I searched old guitar forums endlessly for inspiration. As it turned out, I was far from the only one inspired by Eddie to take their first guitar apart and make a new guitar out of it. In fact, the idea has gotten so popular that the community has given these recycled guitars a name, “Partscasters”. Over the next few months, I began acquiring parts to build my perfect guitar. I got my hands on a flamed maple neck from a company that makes replacement necks so that guitars smashed on stage may live another life. I got a bridge designed to withstand all of the crazy divebombs I saw Eddie Van Halen do endlessly in old concert videos. I made sure to get locking tuners so I wouldn’t be retuning after every song. Most importantly, I got new electronics so there would be no interference from outside signals. To finish it off, I customized my pickguard with black and blue stripes as a way of honoring Eddie. 


I had all of my parts, but then a dread sunk in.

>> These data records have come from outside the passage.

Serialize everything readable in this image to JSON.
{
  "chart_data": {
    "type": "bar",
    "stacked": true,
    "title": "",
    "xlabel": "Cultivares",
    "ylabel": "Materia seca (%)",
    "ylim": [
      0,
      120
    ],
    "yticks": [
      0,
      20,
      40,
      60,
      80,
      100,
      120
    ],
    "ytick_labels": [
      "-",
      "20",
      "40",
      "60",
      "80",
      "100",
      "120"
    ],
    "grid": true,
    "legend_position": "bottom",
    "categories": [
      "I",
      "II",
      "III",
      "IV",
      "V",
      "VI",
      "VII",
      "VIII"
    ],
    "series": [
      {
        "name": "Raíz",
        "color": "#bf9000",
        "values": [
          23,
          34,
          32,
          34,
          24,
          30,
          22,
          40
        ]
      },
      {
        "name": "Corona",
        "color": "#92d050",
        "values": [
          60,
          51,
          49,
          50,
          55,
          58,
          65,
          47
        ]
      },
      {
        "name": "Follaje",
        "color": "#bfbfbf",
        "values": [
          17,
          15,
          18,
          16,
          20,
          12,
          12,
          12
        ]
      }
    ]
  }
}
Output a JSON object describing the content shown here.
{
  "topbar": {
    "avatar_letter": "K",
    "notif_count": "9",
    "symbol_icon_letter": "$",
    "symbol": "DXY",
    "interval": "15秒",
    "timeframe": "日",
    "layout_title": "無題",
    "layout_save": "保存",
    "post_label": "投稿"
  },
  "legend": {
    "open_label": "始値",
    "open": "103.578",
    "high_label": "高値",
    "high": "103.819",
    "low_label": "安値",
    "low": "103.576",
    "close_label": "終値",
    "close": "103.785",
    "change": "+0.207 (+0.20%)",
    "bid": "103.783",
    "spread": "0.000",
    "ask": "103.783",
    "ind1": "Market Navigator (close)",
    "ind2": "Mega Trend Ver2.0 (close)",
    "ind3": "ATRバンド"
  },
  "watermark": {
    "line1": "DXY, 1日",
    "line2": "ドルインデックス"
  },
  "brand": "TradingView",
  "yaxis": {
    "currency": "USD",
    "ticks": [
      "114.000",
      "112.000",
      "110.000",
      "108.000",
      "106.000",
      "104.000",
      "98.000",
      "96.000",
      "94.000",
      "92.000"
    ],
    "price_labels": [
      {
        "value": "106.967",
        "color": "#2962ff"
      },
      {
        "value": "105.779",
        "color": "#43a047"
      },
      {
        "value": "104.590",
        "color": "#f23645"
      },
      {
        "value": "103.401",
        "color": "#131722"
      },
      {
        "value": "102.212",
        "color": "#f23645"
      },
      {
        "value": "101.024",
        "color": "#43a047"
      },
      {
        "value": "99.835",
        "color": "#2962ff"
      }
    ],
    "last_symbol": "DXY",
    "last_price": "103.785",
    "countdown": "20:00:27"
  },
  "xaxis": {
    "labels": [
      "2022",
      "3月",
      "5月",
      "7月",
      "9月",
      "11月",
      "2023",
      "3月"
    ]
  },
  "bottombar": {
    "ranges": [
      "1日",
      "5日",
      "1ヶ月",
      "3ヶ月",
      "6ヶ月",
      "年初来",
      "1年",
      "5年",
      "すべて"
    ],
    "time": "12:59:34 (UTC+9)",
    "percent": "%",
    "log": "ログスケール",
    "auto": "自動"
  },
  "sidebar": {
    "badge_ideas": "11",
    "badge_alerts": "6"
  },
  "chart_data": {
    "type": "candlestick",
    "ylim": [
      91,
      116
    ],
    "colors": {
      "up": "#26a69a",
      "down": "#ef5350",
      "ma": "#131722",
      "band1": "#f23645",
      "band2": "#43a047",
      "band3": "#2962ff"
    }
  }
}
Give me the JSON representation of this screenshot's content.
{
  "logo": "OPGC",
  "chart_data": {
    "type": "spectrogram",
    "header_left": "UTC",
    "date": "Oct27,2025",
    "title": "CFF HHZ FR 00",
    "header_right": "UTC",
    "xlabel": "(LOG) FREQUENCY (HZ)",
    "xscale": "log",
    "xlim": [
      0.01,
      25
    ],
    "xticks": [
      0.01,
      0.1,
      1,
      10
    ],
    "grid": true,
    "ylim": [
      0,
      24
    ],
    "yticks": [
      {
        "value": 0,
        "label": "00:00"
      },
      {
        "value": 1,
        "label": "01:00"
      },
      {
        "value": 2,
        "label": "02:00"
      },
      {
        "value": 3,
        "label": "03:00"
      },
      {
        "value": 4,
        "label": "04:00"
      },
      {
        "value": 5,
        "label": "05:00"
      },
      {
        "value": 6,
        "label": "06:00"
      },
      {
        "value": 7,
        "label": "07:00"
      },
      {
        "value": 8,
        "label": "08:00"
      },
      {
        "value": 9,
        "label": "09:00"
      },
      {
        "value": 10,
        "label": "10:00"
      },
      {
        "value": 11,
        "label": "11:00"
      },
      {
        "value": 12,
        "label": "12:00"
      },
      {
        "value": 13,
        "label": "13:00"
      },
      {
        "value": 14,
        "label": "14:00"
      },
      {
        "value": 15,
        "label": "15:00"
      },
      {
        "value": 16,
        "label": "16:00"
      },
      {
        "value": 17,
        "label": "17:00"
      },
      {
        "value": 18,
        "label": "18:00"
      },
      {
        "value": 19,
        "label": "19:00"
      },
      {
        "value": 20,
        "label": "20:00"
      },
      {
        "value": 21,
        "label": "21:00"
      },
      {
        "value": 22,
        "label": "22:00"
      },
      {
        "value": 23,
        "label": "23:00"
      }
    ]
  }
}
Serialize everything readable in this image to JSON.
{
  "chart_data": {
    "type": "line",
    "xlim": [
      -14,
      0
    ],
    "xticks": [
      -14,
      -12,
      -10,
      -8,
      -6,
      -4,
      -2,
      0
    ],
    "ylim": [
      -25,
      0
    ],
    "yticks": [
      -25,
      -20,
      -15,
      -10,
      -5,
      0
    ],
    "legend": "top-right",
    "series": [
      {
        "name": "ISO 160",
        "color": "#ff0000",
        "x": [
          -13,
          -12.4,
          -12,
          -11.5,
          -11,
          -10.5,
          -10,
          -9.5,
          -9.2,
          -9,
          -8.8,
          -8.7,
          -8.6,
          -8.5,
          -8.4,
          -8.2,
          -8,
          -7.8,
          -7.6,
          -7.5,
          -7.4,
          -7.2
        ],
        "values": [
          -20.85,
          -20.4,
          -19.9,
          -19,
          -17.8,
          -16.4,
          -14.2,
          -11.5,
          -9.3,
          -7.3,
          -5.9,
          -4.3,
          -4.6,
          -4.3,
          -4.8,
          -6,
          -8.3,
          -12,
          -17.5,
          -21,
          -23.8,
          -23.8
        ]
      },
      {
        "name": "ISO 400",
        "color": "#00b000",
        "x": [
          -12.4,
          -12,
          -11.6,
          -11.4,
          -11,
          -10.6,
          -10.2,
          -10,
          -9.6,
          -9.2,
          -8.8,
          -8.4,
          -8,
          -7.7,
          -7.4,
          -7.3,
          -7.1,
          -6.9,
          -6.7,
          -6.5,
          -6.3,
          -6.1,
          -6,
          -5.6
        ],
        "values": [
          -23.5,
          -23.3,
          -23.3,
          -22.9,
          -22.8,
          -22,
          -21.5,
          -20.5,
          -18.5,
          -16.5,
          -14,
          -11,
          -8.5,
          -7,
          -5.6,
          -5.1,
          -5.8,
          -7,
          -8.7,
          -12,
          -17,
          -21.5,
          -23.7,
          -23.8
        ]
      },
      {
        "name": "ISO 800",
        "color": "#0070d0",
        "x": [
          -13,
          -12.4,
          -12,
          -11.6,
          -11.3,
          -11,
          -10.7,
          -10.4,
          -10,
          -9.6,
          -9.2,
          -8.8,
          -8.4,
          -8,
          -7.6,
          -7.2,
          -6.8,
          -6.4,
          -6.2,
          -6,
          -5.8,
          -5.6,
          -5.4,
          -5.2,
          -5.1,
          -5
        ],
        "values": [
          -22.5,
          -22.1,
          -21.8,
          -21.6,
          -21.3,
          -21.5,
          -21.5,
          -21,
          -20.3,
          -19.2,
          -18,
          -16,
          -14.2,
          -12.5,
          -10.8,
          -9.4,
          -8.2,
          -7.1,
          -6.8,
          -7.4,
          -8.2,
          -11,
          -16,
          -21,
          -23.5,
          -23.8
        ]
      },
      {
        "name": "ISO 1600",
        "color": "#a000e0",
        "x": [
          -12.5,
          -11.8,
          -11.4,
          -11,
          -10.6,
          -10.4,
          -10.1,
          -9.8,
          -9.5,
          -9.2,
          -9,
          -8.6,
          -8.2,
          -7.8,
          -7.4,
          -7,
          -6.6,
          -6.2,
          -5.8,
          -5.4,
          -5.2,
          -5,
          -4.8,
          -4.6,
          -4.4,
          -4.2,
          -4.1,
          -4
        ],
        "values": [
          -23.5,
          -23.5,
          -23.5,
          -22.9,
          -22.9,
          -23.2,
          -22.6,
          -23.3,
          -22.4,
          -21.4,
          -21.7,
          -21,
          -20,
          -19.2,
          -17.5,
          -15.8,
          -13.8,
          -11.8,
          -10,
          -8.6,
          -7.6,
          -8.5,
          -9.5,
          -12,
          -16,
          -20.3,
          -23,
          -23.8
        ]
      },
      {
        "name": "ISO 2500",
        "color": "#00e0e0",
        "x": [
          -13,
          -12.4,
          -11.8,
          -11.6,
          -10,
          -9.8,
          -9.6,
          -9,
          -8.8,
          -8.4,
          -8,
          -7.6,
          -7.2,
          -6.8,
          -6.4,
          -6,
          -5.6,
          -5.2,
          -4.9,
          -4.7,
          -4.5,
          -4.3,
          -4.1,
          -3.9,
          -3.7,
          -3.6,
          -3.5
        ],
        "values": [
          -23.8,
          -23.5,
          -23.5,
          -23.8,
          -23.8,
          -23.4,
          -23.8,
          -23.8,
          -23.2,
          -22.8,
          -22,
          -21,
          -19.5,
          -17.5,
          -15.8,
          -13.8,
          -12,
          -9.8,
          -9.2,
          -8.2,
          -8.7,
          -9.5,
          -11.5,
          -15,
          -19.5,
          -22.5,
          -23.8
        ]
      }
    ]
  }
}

I had gotten hundreds of dollars of guitar parts with absolutely no idea of how to turn them into a guitar. Even though I had no idea where to start, I knew for certain that my grandpa would. As far as I know, there is not a thing that my grandpa can’t fix. Throughout my childhood, he was constantly building additions onto his house, or taking apart broken electronics, and then fixing them so I could play with them again. If anyone could help me turn my pile of parts into a working instrument, it would be him.


He was thrilled when I asked him to help me build the guitar. At first, he let me do everything by myself. I tried forcing things into place when they clearly didn’t fit so he stepped in. We spent hours resanding the cavities of the body to fit the new parts soldering the electronics, and the most surprisingly difficult part of the process, screwing the tunings pegs in place. Finally, I strung it up, tuned it,  plugged in, and prepared for the moment of truth. I strummed a power chord and then… nothing. A quick tightening of the output jack later, and it played beautifully. The single coil pickups created that signature glassy tone I so desperately desired. I’m biased of course, but by the time we were finished, it was one of the best guitars I have ever played. 


When I play that guitar and marvel at my craftsmanship, what I’m really most proud of are the values that my grandpa taught me that night without lecturing me once. I was ready to do the bare minimum and create another shoddy guitar, just with more expensive parts. My grandpa stepping in and showing me the right way of doing it taught me that whenever I choose to pursue something, I should commit fully to it. My grandpa dropping everything he was doing to help me showed me the importance of being there for the people I love, just like he did for me. I always worried that my ambitions to pursue music professionally wouldn’t be supported by my family, but that night he showed me nothing but support in aspiring to follow my passions. It’s easy to play that guitar then get swept up in a fantasy and feel like a rockstar, but the real rockstar behind that guitar is my grandpa who encouraged me every step of the way.


The author's comments:

This is a short story of my first guitar, and how it relates to my relationship with my grandfather.